Adicionalmente, a MatosinhosHabit pretende avançar com a reabilitação do parque habitacional municipal do concelho de Matosinhos, que irá “pautar-se por um trabalho de continuidade, executando a totalidade do investimento de 15 milhões de euros na reabilitação de vários conjuntos habitacionais”.  

Nesta operação, uma das principais inovações será a introdução de uma “importante melhoria do desempenho energético dos edifícios e das habitações”. “Serão desenvolvidos estudos para a construção de novas fases no Conjunto Habitacional de São Gens – Piscinas (Custóias) e da Cruz de Pau (Matosinhos)”, avança. 

De acordo com a MatosinhosHabit, está também prevista para 2021 a criação de sete novas Áreas de Reabilitação Urbana (ARU) – Lavra, Custóias, Senhora da Hora, Perafita, Santa Cruz do Bispo, Guifões e Leça do Balio -, num total de 11. 

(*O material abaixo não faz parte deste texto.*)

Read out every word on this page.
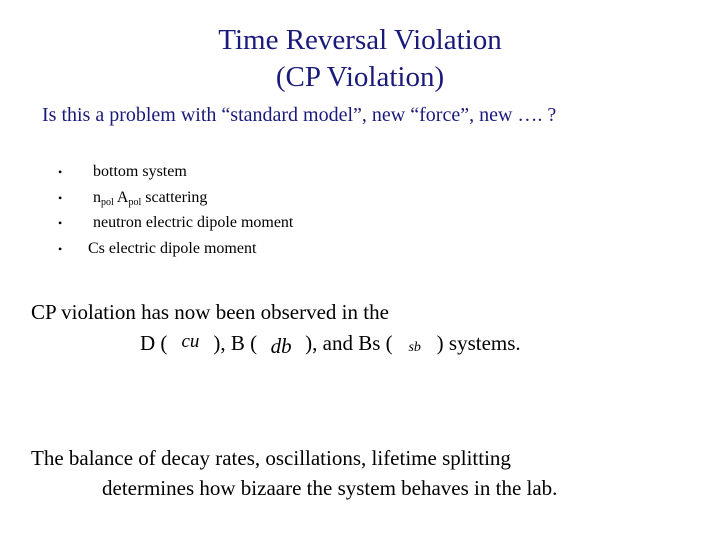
Time Reversal Violation
(CP Violation)
Is this a problem with “standard model”, new “force”, new …. ?
• bottom system
• $n_{pol}$ $A_{pol}$ scattering
• neutron electric dipole moment
• Cs electric dipole moment
CP violation has now been observed in the
D ( cu ), B ( db ), and Bs ( sb ) systems.
The balance of decay rates, oscillations, lifetime splitting
determines how bizaare the system behaves in the lab.
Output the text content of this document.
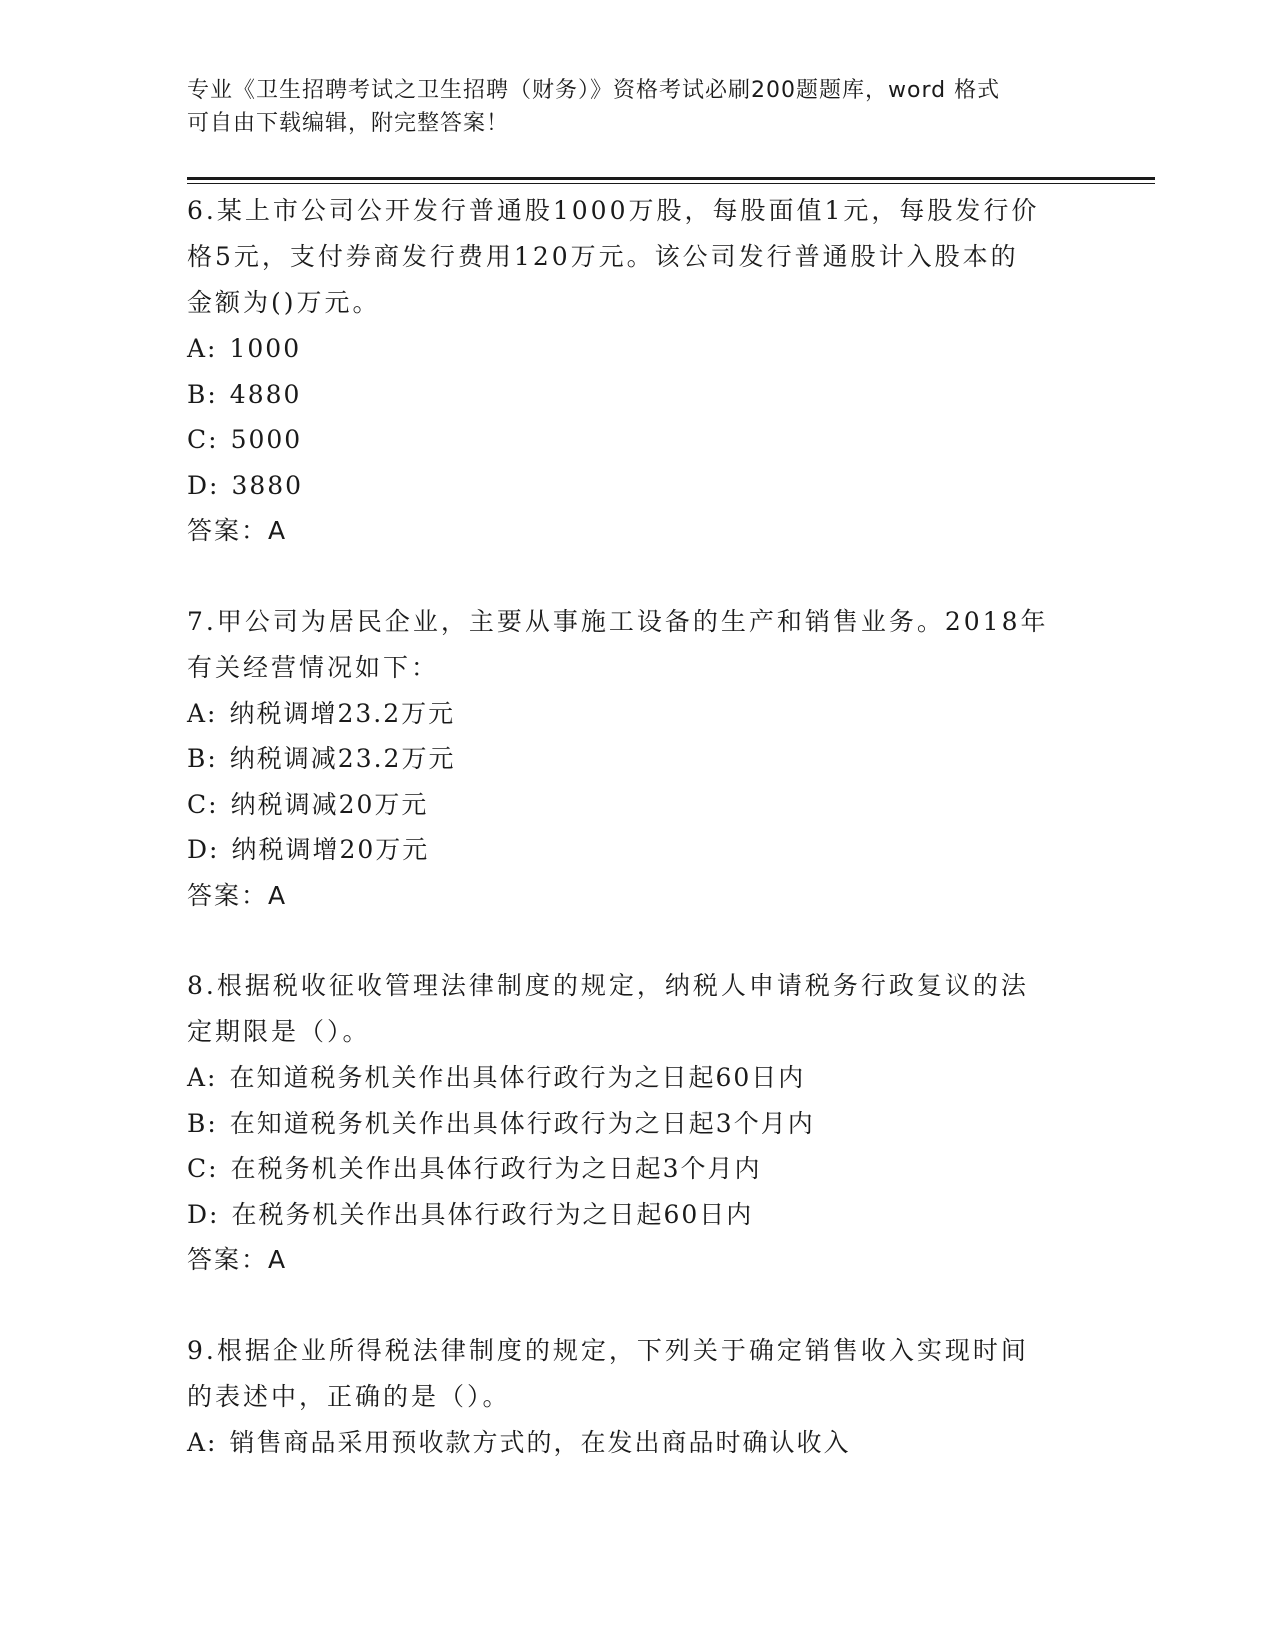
专业《卫生招聘考试之卫生招聘（财务）》资格考试必刷200题题库，word 格式
可自由下载编辑，附完整答案！
6.某上市公司公开发行普通股1000万股，每股面值1元，每股发行价
格5元，支付券商发行费用120万元。该公司发行普通股计入股本的
金额为()万元。
A: 1000
B: 4880
C: 5000
D: 3880
答案：A
7.甲公司为居民企业，主要从事施工设备的生产和销售业务。2018年
有关经营情况如下：
A: 纳税调增23.2万元
B: 纳税调减23.2万元
C: 纳税调减20万元
D: 纳税调增20万元
答案：A
8.根据税收征收管理法律制度的规定，纳税人申请税务行政复议的法
定期限是（）。
A: 在知道税务机关作出具体行政行为之日起60日内
B: 在知道税务机关作出具体行政行为之日起3个月内
C: 在税务机关作出具体行政行为之日起3个月内
D: 在税务机关作出具体行政行为之日起60日内
答案：A
9.根据企业所得税法律制度的规定，下列关于确定销售收入实现时间
的表述中，正确的是（）。
A: 销售商品采用预收款方式的，在发出商品时确认收入
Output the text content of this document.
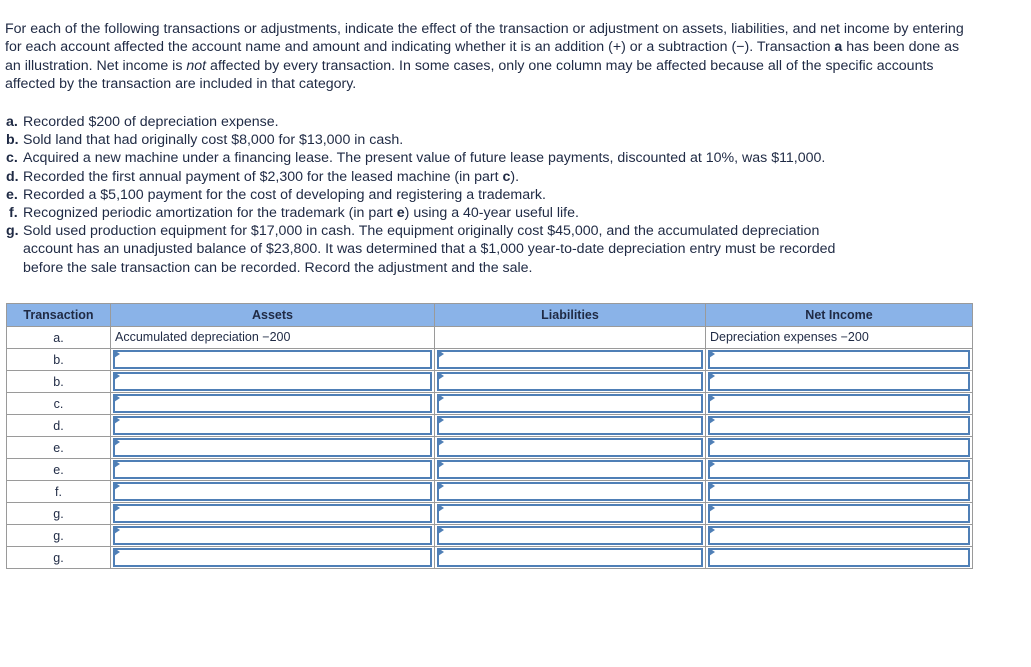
For each of the following transactions or adjustments, indicate the effect of the transaction or adjustment on assets, liabilities, and net income by entering for each account affected the account name and amount and indicating whether it is an addition (+) or a subtraction (−). Transaction a has been done as an illustration. Net income is not affected by every transaction. In some cases, only one column may be affected because all of the specific accounts affected by the transaction are included in that category.
a. Recorded $200 of depreciation expense.
b. Sold land that had originally cost $8,000 for $13,000 in cash.
c. Acquired a new machine under a financing lease. The present value of future lease payments, discounted at 10%, was $11,000.
d. Recorded the first annual payment of $2,300 for the leased machine (in part c).
e. Recorded a $5,100 payment for the cost of developing and registering a trademark.
f. Recognized periodic amortization for the trademark (in part e) using a 40-year useful life.
g. Sold used production equipment for $17,000 in cash. The equipment originally cost $45,000, and the accumulated depreciation
account has an unadjusted balance of $23,800. It was determined that a $1,000 year-to-date depreciation entry must be recorded
before the sale transaction can be recorded. Record the adjustment and the sale.
Transaction	Assets	Liabilities	Net Income
a.	Accumulated depreciation −200		Depreciation expenses −200

b.	

b.	

c.	

d.	

e.	

e.	

f.	

g.	

g.	

g.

“Afigurando-se como um importante instrumento de gestão territorial para a revitalização da área e potencial motor de economia, as novas ARU promoverão igualmente a melhoria da qualidade de vida, atuando como fator de atratividade e forma de acesso a apoios e incentivos, específicos para imóveis e/ou frações localizados nestas zonas”, conclui o comunicado divulgado.